Quick Links
NEON vdiv.f32 syntax
#1
Posted 17 April 2012 - 09:35 AM
I get an error message on the following instruction:
"vdiv.f32 q0, q1, q2 \n\t"
VFP single or double precision register expected -- `vdiv.f32 q0,q1,q2'
According to the 'Assembler Reference' page 4-76 you should specify a single precision register. The following code works:
"vdiv.f32 s0, s4, s8 \n\t"
"vdiv.f32 s1, s5, s9 \n\t"
"vdiv.f32 s2, s6, s10 \n\t"
I am confused because now the divide is not computed in parallel, which was the reason to use inline assembly.
Also the following instructions work as expected:
// component wise add
"vadd.f32 q0, q1, q2 \n\t"
// component wise subtract
"vsub.f32 q0, q1, q2 \n\t"
// component wise multiply
"vmul.f32 q0, q1, q2 \n\t"
Why do I get an error message on the vdiv and not on the vadd, vsub and vmul? Is this a compiler error?
#2
Posted 17 April 2012 - 10:10 AM
for most NEON/Vpf instruction the register define the unit used,
Vxxx.f32 s0, s1, s2 // Vpf 1 float operation Vxxx.f64 d0, d1, d2 // Vpf 1 double operation Vxxx.f32 d0, d1, d2 // NEON 2 float operation Vxxx.f32 q0, q1, q2 // NEON 4 float operation
But there is no NEON division.
You must have a look to VRECPE
this instruction return a estimation of the reciprocal value. The precision of the result is 8 bit.
Etienne.
This post has been edited by webshaker: 17 April 2012 - 12:04 PM
#3
Posted 17 April 2012 - 10:38 AM
VDIV.f32 d0, d1, d2 // NEON 2 float operation
VDIV.f32 q0, q1, q2 // NEON 4 float operation
And these instruction exist:
VADD.f32 d0, d1, d2 // NEON 2 float operation
VADD.f32 q0, q1, q2 // NEON 4 float operation
Why is it not mentioned in the documentation? Does the divider use to much space on chip?

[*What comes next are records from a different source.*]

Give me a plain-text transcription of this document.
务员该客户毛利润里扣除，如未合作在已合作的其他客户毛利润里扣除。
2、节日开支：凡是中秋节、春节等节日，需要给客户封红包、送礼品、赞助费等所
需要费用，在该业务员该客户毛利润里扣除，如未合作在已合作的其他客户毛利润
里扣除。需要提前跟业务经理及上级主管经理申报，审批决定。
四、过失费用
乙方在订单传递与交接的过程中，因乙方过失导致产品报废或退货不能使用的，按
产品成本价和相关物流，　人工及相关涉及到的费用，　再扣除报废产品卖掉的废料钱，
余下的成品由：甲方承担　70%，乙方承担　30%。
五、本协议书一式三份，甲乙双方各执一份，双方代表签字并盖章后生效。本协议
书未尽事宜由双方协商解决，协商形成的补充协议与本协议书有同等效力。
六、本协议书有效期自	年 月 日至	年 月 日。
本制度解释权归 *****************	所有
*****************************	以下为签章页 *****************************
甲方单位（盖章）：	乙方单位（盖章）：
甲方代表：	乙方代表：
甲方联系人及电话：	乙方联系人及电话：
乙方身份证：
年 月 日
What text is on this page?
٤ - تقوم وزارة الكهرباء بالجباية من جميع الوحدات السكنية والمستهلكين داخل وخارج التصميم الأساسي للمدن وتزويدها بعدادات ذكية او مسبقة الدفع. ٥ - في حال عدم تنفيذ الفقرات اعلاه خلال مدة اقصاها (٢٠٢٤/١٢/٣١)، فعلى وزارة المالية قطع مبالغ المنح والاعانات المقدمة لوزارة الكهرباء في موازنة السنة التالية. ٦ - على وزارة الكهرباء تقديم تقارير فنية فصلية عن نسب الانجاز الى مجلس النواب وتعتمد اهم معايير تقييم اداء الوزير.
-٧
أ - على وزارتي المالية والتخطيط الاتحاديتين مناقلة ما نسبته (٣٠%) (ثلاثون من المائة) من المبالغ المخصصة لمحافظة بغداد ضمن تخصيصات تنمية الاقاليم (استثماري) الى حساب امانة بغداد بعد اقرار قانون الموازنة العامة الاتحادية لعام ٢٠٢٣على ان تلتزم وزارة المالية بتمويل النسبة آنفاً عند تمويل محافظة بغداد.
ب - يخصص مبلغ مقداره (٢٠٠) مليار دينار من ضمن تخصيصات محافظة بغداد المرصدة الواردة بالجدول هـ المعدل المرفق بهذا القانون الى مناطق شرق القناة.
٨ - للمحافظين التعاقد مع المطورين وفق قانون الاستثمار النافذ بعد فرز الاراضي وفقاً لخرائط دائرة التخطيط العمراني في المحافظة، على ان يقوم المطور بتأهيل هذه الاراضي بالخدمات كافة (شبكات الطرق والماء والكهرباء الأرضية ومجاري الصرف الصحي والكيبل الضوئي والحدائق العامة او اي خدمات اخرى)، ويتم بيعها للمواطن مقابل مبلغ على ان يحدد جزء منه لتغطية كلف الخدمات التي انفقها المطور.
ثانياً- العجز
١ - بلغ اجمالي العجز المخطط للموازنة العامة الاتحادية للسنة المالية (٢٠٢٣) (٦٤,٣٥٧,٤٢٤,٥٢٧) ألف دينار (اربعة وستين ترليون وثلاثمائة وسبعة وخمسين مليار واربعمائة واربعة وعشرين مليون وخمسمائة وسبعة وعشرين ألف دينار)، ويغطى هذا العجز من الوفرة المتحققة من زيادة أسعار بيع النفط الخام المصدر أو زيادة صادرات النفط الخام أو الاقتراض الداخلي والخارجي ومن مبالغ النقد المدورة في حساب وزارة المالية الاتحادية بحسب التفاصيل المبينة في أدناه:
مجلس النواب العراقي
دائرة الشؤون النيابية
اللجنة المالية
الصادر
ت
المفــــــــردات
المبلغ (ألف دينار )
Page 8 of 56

So you have to trade speed for accuracy?
#4
Posted 17 April 2012 - 12:04 PM
Microcan, on 17 April 2012 - 10:38 AM, said:
VDIV.f32 d0, d1, d2 // NEON 2 float operation
VDIV.f32 q0, q1, q2 // NEON 4 float operation
Yes that's exactly what I mean !
Microcan, on 17 April 2012 - 10:38 AM, said:
VADD.f32 d0, d1, d2 // NEON 2 float operation
VADD.f32 q0, q1, q2 // NEON 4 float operation
Yes that's correct !
Microcan, on 17 April 2012 - 10:38 AM, said:
This is clearly mentioned in the documentation.
To be exact, this os not mentioned that NEON have VDIV instruction !
Microcan, on 17 April 2012 - 10:38 AM, said:
In fact Yes and No.
There is a small code that allow you to make very accurate division.
vrecpe.f32 d1, d5 vrecps.f32 d2, d1, d5 vmul.f32 d1, d1, d2 vrecps.f32 d2, d1, d5 vmul.f32 d5, d1, d2
You can then decide if you want a very fast division, or a very accurate one !
Etienne
This post has been edited by webshaker: 17 April 2012 - 12:05 PM
#5
Posted 17 April 2012 - 01:20 PM
Still don't see any difference in the documentation however. VADD, VSUB and VDIV are mentioned on the same page.
It does not mention you can use quad registers. Am I using the wrong documentation? Is NEON != VFP instructions?
See documentation
The following instructions compile and work on the iPhone and iPad hardware.
// component wise add
"vadd.f32 q0, q1, q2 \n\t"
// component wise subtract
"vsub.f32 q0, q1, q2 \n\t"
#6
Posted 17 April 2012 - 01:37 PM
Use this PDF documentation instead
http://infocenter.ar...406c/index.html
chapter A8.8.312
It's said "Encoding T1/A1 VFPv2, VFPv3, VFPv4"
VDIV is not a NEON instruction.
Vpf and NEON are not the same computing unit.
ARM have decided to unify the instruction syntax but the two unit are very different !!!
Etienne
#7
Posted 17 April 2012 - 01:51 PM
#8
Posted 17 April 2012 - 03:21 PM
#9
Posted 17 April 2012 - 05:03 PM
webshaker, on 17 April 2012 - 03:21 PM, said:
No I used to program microcontrollers in assembly to control all kinds of machines. Safety software for boilers etc. Those little guys with a minimal amount of ROM / RAM. To clean the program memory you had to give them a UV sunbath. I those days you had to program you own 16 bit multiply and divide etc. I did a good job because they still manufacture thousands of boilers with the majority of the code 15 years old.